"L'obiettivo della Lega è indebolire Di Maio"

Secondo quanto rivelato da un big dei 5 Stelle ad AdnKronos, il Carroccio "ha deciso deliberatamente di alzare tiro". Posizioni ancora distanti su stop alla prescrizione e infrastrutture

Foto d'archivio

"La Lega ha deciso deliberatamente di alzare tiro: l'obiettivo è indebolire Di Maio". E’ quanto avrebbe confidato ad AdnKronos un big dei 5 Stelle, nonché membro dell’esecutivo, che per ovvie ragioni ha scelto di mantenere l’anonimato. Ma cosa sta succedendo tra i due partiti al governo? Le tensioni interne non sono mere invenzioni dei giornali, come qualcuno nella maggioranza vorrebbe far credere.

L’ultimo scontro, quello sullo stop alla prescrizione dei processi dopo il primo grado di giudizio, si è consumato alla luce del sole con il ministro della PA Giulia Bongiorno che ha definito la sospensione della prescrizione una "bomba atomica sui processi".

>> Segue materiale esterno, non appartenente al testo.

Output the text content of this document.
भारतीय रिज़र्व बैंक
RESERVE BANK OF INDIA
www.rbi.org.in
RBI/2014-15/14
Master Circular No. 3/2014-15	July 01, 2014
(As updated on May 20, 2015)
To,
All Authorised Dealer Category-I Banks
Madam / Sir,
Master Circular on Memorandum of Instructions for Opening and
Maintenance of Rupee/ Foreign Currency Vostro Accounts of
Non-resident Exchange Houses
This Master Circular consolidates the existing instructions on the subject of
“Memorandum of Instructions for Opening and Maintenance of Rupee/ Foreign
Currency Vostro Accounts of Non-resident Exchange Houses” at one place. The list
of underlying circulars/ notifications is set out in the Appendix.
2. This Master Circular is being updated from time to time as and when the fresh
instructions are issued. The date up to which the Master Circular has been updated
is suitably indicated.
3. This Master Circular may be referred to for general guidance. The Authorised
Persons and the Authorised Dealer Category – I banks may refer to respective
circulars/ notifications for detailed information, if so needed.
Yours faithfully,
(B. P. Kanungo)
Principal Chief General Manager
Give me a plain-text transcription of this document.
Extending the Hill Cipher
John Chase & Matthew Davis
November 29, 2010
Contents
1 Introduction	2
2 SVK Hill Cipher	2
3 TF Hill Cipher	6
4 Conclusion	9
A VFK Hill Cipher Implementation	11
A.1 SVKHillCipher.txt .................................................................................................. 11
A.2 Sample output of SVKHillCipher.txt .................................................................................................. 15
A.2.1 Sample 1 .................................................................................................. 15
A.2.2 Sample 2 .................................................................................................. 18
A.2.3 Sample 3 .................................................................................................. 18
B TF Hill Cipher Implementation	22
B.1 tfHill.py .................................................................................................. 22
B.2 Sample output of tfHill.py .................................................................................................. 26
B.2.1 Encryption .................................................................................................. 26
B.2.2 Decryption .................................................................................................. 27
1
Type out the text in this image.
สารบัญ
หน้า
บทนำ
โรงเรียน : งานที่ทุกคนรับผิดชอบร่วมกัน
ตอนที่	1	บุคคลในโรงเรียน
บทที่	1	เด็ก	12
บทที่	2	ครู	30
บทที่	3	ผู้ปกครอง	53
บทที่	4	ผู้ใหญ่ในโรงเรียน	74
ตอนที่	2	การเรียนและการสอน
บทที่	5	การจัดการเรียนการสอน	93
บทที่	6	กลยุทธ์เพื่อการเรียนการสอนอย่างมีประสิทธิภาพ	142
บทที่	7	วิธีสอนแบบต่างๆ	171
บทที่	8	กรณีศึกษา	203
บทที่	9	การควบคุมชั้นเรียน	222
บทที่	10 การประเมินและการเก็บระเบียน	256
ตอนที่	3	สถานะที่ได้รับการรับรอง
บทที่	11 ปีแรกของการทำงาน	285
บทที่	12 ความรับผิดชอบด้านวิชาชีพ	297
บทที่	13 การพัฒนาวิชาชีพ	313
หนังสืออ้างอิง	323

"La bomba atomica che rischia di esplodere – le ha risposto il ministro della giustizia Bonafede (M5s) - è la rabbia dei cittadini di fronte all'impunità".

Ma ad attizzare il fuoco della rabbia 5 Stelle è anche lo stop del partito di Matteo Salvini alla norma, contenuta sempre nel ddl Bonafede, sulla trasparenza delle donazioni destinate ai partiti, alle fondazioni e alle associazioni politiche.

Se per Igor Iezzi, capogruppo leghista in Commissione Affari Costituzionali (e firmatario dell'emendamento che punta a cancellare la norma per la trasparenza), il provvedimento è "controproducente" e "di fatto rende impossibile il finanziamento lecito", il vicecapogruppo pentastellato a Montecitorio, Francesco Silvestri, è dell'opinione che "non esista alcun motivo logico per tornare indietro".

"Non vedo perché sopprimere dei punti che non fanno altro che dare valore al concetto di trasparenza. Se andiamo a togliere i pezzi importanti di questo provvedimento - avverte, parlando con l'Adnkronos - rischiamo la figuraccia nei confronti di chi ha votato noi ma anche la Lega per avere un cambiamento vero. Se poi il motivo dello stop è legato ad altri tipi di calcoli, questo non lo so...".

E poi c’è il fronte delle infrastrutture. Può un partito come la Lega accettare lo stop alla Tav? D’altra parte anche i 5 Stelle si trovano in una posizione difficile: dopo aver digerito i bocconi amari di Tap e Ilva, il Movimento deve lanciare un segnale agli attivisti storici che iniziano a rumoreggiare. Insomma, le grane non mancano. Ma di certo in questo momento nessuno pensa ad una crisi di governo.